Sedangkan Eko Soemarno, pasangan yang dianulir kemenangannya oleh keputusan MK sebelumnya, dalam persidangan itu membantah bahwa pihaknya pernah berjanji kepada masyarakat pemilih akan memberikan kebun kelapa sawit kepada mereka. Yang mereka tawarkan, sebut Eko, adalah lahan kebuh kelapa sawit Plasma yang akan digarap diatas lahan milik negara.
"Tidak benar diatas lahan milik perusahaan di Kobar. Tawaran petani plasma itu wajar karena memang mengadopsi program pemerintah pusat yang memberikan ruang khusus bagi masyarakat untuk berusaha, agar tercapai kehidupan mereka yang makmur dan merata," diplomasi Eko.
Semua materi yang dibeberkan para saksi tak kuasa dibatah oleh terdakwa Ratna Mutiara. Sebaliknya, dia mengaku tak keberatan dengan apa yang disampaikan semua saksi dipersidangan itu. Bahkan ada beberapa di antaranya dibenarkan oleh terdakwa. Ini jelas, dugaan adanya kesaksian palsu dalam sidang MK seperti yang dituding tim sukses Sugianto-Eko, hampir benar adanya.

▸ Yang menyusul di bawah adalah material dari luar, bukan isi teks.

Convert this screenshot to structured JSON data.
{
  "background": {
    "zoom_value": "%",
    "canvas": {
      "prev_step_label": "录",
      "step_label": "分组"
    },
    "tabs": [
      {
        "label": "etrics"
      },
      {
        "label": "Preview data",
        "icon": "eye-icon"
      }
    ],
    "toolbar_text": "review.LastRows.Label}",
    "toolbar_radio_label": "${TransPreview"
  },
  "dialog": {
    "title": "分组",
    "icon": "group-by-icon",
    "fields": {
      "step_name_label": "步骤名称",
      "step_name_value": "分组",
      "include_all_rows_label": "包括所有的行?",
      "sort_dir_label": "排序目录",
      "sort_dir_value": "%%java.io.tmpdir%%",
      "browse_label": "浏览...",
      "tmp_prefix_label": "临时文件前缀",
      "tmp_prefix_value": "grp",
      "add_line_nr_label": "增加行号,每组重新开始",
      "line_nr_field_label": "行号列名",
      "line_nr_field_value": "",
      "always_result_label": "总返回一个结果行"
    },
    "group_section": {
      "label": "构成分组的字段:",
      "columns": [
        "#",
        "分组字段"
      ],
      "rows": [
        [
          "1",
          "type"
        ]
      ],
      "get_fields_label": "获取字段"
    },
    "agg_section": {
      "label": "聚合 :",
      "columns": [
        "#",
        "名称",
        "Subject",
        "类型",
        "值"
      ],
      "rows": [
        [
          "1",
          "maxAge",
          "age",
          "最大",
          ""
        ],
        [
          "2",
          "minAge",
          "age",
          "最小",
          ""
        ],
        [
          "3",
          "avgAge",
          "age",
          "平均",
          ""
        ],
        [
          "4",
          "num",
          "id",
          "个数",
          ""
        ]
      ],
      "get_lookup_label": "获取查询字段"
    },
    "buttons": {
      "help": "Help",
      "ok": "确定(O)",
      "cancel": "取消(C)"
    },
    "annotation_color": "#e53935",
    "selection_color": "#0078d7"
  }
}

Meski begitu, diharapkan semua pihak tetap menjunjung tinggi keputusan diambil majelis hakim dalam persidangan kali keduanya sengketa Pilkada Kobar itu. "Jangan sampai energi kita terkuras hanya untuk soal sengketa pilkada," ucap seorang warga Pangkalanbun, yang juga termasuk tokoh pemuda setempat disela persidangan.
Seperti diketahui, dalam sidang MK 28 Juni 2010 lalu, terdakwa Ratna Mutiara menyebut pasangan Sugianto dan Eko Soemarmo telah melakukan praktik politik bagi-bagi uang.
Kesaksian Ratna tersebut membuat posisi pasangan incumbent Ujang Iskandar-Bambang Purwanto yang sebelumnya kalah perolehan suara pilkada Kobar, kemudian sempat hendak dilantik atas keputusan MK yang memenangkan pasangan itu.
MK menganulir kemenangan calon bupati yang juga mantan suami artis Ussy Sulistiyawati itu karena dianggap terbukti melakukan pelanggaran dalam Pemilukada Kobar. Keputusan MK memicu kontoversi hingga terjadi demo dan sempat terjadi aksi anarkis beberapa pendukung sapangan dikorbankan, hingga saat ini dilakukan sidang ulang terhadap sengketa Pilkada Kobar itu.